A. Novius cardinalis, première réussite de lutte biologique

En 1896, l’entomologiste Decaux n’hésite pas à affirmer : « Nous avons montré par de nombreux exemples, depuis trente ans, que l’Homme peut se servir, avec succès, de ces auxiliaires naturels (les parasites) et les propager où ils n’existaient pas, même à des distances assez considérables »743. Pourtant, dans le cas de nouvelles invasions, aux conséquences économiques et sociales incontestables, les tentatives d’acclimatation d’un auxiliaire demeurent vouées à l’échec au cours du dix-neuvième siècle.

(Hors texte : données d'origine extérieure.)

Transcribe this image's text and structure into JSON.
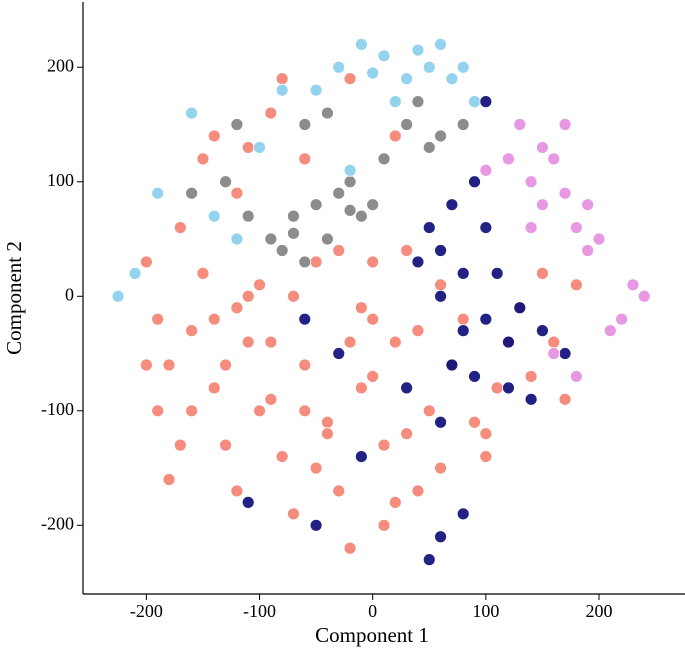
{
  "chart_data": {
    "type": "scatter",
    "xlabel": "Component 1",
    "ylabel": "Component 2",
    "xlim": [
      -256,
      276
    ],
    "ylim": [
      -260,
      257
    ],
    "xticks": [
      -200,
      -100,
      0,
      100,
      200
    ],
    "yticks": [
      -200,
      -100,
      0,
      100,
      200
    ],
    "series": [
      {
        "color": "#f4806f",
        "x": [
          -200,
          -190,
          -180,
          -190,
          -170,
          -160,
          -150,
          -140,
          -130,
          -120,
          -110,
          -100,
          -90,
          -80,
          -70,
          -60,
          -50,
          -40,
          -30,
          -20,
          -10,
          0,
          10,
          20,
          30,
          40,
          50,
          60,
          70,
          80,
          90,
          100,
          110,
          120,
          130,
          140,
          150,
          160,
          170,
          180,
          -150,
          -140,
          -120,
          -110,
          -90,
          -80,
          -60,
          -20,
          20,
          -30,
          -70,
          0,
          -120,
          -170,
          -100,
          -50,
          10,
          40,
          -180,
          -140,
          -60,
          -20,
          20,
          -200,
          -130,
          -90,
          -40,
          0,
          60,
          100,
          -160,
          -110,
          -10,
          30
        ],
        "y": [
          30,
          -20,
          -60,
          -100,
          -130,
          -30,
          20,
          -80,
          -130,
          -170,
          -40,
          10,
          -90,
          -140,
          -190,
          -60,
          30,
          -110,
          -170,
          -220,
          -10,
          -70,
          -130,
          -180,
          40,
          -30,
          -100,
          -150,
          -60,
          -20,
          -110,
          -140,
          -80,
          -40,
          -10,
          -70,
          20,
          -40,
          -90,
          10,
          120,
          140,
          90,
          130,
          160,
          190,
          120,
          190,
          140,
          40,
          0,
          30,
          -10,
          60,
          -100,
          -150,
          -200,
          -170,
          -160,
          -20,
          -100,
          -40,
          -40,
          -60,
          -60,
          -40,
          -120,
          -20,
          10,
          -120,
          -100,
          0,
          -80,
          -120
        ]
      },
      {
        "color": "#808080",
        "x": [
          -90,
          -70,
          -50,
          -30,
          -10,
          -40,
          -80,
          -20,
          10,
          30,
          40,
          60,
          80,
          -40,
          -60,
          -120,
          -130,
          -160,
          -110,
          50,
          0,
          -60,
          -20,
          -70
        ],
        "y": [
          50,
          70,
          80,
          90,
          70,
          50,
          40,
          100,
          120,
          150,
          170,
          140,
          150,
          160,
          150,
          150,
          100,
          90,
          70,
          130,
          80,
          30,
          75,
          55
        ]
      },
      {
        "color": "#87ceeb",
        "x": [
          -30,
          -10,
          10,
          30,
          50,
          70,
          90,
          -80,
          -100,
          -190,
          -225,
          -210,
          -160,
          -140,
          20,
          60,
          -20,
          40,
          -50,
          80,
          -120,
          0
        ],
        "y": [
          200,
          220,
          210,
          190,
          200,
          190,
          170,
          180,
          130,
          90,
          0,
          20,
          160,
          70,
          170,
          220,
          110,
          215,
          180,
          200,
          50,
          195
        ]
      },
      {
        "color": "#0a0a78",
        "x": [
          50,
          60,
          70,
          90,
          100,
          40,
          60,
          80,
          70,
          100,
          110,
          120,
          130,
          150,
          170,
          90,
          -30,
          -60,
          30,
          -10,
          80,
          60,
          50,
          -110,
          -50,
          140,
          100,
          120,
          80,
          60
        ],
        "y": [
          60,
          40,
          80,
          100,
          170,
          30,
          0,
          -30,
          -60,
          -20,
          20,
          -40,
          -10,
          -30,
          -50,
          -70,
          -50,
          -20,
          -80,
          -140,
          -190,
          -210,
          -230,
          -180,
          -200,
          -90,
          60,
          -80,
          20,
          -110
        ]
      },
      {
        "color": "#e58ce0",
        "x": [
          120,
          130,
          140,
          150,
          160,
          170,
          180,
          200,
          140,
          150,
          170,
          190,
          230,
          220,
          240,
          210,
          180,
          160,
          100,
          190
        ],
        "y": [
          120,
          150,
          100,
          80,
          120,
          90,
          60,
          50,
          60,
          130,
          150,
          80,
          10,
          -20,
          0,
          -30,
          -70,
          -50,
          110,
          40
        ]
      }
    ]
  }
}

C’est ainsi que l’acarien prédateur (Tyroglyphus phylloxeræ) envoyé en 1873 par l’américain C.V. Riley à Planchon, lequel propose la dissémination d’insectes américains au Président de la Société des agriculteurs de France dès 1870744, pour combattre le Phylloxera n’engendre aucune lutte efficace. Cet acarien est d’ailleurs jugé par Planchon lui-même comme ayant « une action peu sensible »745.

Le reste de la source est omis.